Только когда наша ракета вошла в освещённое Солнцем пространство и значительно удалилась от краёв ущелья, Соколовский замедлил полёт и выпрямил ракету.
Тюрин вполз на сиденье и потёр скафандр. По-видимому, профессор немного ушиб затылок.
Как это часто бывает с людьми, благополучно избежавшими большой опасности, нас вдруг охватило нервное веселье. Мы заглядывали друг другу в стёкла скафандров и смеялись, смеялись…
Тюрин указал на освещённый склон лунной трещины. Случай приготовил нам площадку для посадки. И какую площадку! Перед нами был огромный уступ, на нём без труда мог бы поместиться целый ракетодром для десятков ракетных кораблей. Соколовский повернул ракету, и вскоре мы катились на колёсах, словно по асфальту. Подкатив почти к самой стене, остановились. Каменная или железная стена имела продольные трещины. В каждую из этих трещин могли бы въехать рядом несколько поездов.
Мы сошли на площадку «ракетодрома». Наше возбуждение ещё не улеглось. Мы чувствовали потребность двигаться, работать, чтобы скорее привести в порядок свои нервы.
Я рассказал Тюрину и Соколовскому о находке лунного «гейзера» и признался, что вызвал горные обвалы, едва не погубившие нас.
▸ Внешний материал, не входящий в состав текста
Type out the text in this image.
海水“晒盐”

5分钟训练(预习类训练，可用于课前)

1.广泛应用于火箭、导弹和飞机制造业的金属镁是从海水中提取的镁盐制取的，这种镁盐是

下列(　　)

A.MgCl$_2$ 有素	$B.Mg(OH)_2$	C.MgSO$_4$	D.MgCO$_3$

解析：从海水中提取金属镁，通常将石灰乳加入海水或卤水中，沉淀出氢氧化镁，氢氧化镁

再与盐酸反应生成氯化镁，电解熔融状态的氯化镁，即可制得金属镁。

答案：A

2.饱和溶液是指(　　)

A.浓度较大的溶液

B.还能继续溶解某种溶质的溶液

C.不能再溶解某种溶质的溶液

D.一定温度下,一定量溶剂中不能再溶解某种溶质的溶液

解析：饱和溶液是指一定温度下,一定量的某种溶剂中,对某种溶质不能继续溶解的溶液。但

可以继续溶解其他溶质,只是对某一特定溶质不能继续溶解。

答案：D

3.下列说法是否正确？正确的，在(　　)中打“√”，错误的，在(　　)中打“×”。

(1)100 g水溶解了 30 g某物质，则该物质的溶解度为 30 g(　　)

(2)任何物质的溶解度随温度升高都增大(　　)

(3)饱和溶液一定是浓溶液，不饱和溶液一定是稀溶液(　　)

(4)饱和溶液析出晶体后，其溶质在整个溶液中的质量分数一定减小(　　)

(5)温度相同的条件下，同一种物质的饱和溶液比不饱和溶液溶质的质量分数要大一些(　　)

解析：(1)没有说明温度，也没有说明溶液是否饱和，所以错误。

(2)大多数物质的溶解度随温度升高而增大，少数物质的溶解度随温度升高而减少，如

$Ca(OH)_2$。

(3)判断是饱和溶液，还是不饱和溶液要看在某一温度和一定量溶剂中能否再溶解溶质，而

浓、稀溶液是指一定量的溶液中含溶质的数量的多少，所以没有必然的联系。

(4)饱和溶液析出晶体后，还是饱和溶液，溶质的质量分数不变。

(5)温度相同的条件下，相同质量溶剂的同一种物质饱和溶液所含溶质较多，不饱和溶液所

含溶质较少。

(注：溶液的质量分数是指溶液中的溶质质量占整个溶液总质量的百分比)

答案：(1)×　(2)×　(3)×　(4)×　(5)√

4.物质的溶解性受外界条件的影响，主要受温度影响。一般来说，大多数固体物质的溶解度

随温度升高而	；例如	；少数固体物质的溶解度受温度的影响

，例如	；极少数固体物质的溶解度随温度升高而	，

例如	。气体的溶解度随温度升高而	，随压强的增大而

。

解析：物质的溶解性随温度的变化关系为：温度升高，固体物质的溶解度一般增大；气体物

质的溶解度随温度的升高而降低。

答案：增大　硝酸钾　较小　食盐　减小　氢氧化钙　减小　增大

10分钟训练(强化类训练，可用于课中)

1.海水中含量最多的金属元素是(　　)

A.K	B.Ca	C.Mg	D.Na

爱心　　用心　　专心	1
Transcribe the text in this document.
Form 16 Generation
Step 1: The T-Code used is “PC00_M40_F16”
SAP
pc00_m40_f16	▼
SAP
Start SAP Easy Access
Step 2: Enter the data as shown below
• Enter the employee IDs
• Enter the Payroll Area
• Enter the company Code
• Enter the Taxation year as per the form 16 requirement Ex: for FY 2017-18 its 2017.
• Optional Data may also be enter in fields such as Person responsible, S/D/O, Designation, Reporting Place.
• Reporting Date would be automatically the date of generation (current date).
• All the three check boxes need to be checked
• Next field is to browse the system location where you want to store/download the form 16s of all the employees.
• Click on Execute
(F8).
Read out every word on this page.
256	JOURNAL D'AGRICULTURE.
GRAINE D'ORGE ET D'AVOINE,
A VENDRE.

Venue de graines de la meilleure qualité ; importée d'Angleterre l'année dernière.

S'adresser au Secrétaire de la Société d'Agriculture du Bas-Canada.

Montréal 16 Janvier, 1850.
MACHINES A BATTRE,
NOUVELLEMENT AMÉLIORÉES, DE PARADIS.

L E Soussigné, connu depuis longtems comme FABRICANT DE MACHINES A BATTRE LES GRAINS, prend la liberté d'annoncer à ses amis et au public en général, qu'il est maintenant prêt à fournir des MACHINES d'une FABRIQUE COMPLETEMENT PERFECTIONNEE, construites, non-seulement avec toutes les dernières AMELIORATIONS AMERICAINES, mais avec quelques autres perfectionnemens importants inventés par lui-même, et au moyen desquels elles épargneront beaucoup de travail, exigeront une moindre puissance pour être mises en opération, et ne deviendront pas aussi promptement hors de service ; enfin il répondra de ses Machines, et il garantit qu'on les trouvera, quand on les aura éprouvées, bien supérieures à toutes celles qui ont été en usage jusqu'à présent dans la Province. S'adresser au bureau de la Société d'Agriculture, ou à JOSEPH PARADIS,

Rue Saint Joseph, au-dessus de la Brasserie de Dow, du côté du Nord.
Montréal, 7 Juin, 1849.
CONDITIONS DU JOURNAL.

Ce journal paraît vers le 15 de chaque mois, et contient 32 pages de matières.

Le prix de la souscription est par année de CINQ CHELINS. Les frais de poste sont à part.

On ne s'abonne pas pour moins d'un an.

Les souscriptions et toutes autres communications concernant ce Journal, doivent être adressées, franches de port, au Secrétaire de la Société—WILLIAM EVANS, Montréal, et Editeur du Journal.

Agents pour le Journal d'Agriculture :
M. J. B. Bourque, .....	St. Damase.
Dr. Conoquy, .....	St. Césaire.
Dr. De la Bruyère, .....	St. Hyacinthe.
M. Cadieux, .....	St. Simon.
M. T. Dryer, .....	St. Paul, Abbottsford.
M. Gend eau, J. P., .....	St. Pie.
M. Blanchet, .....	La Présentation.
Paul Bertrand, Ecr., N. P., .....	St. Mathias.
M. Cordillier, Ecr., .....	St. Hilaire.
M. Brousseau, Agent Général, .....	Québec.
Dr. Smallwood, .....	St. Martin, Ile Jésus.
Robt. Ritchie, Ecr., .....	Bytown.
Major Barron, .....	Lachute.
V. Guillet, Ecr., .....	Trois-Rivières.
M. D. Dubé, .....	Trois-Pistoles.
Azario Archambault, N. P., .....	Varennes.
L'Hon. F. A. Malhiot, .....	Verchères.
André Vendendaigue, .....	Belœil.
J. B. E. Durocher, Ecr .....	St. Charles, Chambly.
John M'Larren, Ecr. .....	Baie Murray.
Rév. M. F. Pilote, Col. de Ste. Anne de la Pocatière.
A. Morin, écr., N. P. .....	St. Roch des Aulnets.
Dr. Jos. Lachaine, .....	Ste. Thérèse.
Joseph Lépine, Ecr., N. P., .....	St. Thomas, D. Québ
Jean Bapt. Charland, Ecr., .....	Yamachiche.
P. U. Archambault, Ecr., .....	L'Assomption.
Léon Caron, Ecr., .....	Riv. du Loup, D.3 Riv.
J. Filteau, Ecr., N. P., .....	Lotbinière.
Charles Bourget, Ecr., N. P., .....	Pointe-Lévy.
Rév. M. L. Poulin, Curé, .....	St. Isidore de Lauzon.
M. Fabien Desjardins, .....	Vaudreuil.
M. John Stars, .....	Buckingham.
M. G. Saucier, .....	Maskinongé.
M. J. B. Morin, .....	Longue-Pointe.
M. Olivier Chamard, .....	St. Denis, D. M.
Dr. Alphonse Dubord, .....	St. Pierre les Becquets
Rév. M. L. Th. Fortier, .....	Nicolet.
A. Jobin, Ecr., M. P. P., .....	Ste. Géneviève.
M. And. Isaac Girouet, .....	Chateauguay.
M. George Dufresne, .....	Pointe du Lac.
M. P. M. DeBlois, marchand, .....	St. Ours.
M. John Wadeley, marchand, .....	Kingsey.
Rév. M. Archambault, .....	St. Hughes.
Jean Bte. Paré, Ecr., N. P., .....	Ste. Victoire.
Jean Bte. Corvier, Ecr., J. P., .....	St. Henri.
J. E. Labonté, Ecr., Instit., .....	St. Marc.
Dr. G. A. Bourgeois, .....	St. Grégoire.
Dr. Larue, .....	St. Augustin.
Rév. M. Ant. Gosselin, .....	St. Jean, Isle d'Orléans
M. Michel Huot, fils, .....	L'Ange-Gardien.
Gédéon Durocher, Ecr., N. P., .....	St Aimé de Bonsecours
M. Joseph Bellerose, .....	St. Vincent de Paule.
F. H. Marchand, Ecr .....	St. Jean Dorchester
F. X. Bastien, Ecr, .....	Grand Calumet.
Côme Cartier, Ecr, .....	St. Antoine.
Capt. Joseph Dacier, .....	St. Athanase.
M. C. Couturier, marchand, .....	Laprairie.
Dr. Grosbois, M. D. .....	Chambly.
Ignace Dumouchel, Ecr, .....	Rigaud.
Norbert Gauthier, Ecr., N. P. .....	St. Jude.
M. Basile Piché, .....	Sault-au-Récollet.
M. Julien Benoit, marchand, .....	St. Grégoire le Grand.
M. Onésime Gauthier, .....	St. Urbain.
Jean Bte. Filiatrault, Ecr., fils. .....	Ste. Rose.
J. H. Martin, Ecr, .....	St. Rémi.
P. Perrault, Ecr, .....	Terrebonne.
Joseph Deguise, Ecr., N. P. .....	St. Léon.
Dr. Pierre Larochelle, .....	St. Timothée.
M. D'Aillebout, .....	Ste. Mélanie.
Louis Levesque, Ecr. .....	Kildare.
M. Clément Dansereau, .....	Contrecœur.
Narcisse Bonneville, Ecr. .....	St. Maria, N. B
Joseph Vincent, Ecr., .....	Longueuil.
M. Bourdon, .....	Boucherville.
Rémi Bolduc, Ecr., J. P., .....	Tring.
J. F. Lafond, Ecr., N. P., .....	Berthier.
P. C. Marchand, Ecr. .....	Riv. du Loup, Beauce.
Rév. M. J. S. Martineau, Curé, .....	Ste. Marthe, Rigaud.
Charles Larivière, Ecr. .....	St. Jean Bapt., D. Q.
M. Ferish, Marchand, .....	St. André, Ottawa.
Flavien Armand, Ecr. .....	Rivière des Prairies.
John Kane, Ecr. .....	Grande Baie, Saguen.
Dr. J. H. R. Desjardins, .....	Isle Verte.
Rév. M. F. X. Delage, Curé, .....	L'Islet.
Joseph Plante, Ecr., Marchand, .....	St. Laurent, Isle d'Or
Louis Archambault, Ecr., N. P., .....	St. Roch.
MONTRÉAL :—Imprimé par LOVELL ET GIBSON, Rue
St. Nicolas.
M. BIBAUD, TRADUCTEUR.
Но Тюрин, заинтересованный гейзером, даже не упомянул о моём проступке.
— Ведь это же величайшее открытие! — воскликнул он. — Я всегда говорил, что Луна не такая уж мёртвая планета. Хотя бы ничтожные остатки газов, атмосферы — какого бы то ни было состава — на ней должны сохраниться. Это, вероятно, выходы серных паров. Где-нибудь в толще Луны ещё осталась горячая магма. Последние догорающие угли великого пожара. В глубине этой трещины, которая, наверное, проникает внутрь не менее чем на четверть лунного радиуса, пары нашли себе выход. И мы не взяли их на пробу. Необходимо сделать это во что бы то ни стало. Ведь это же произведёт мировую сенсацию среди учёных. Гейзер Артемьева! Не возражайте! Вы имеете на это всё права. Летим сейчас же.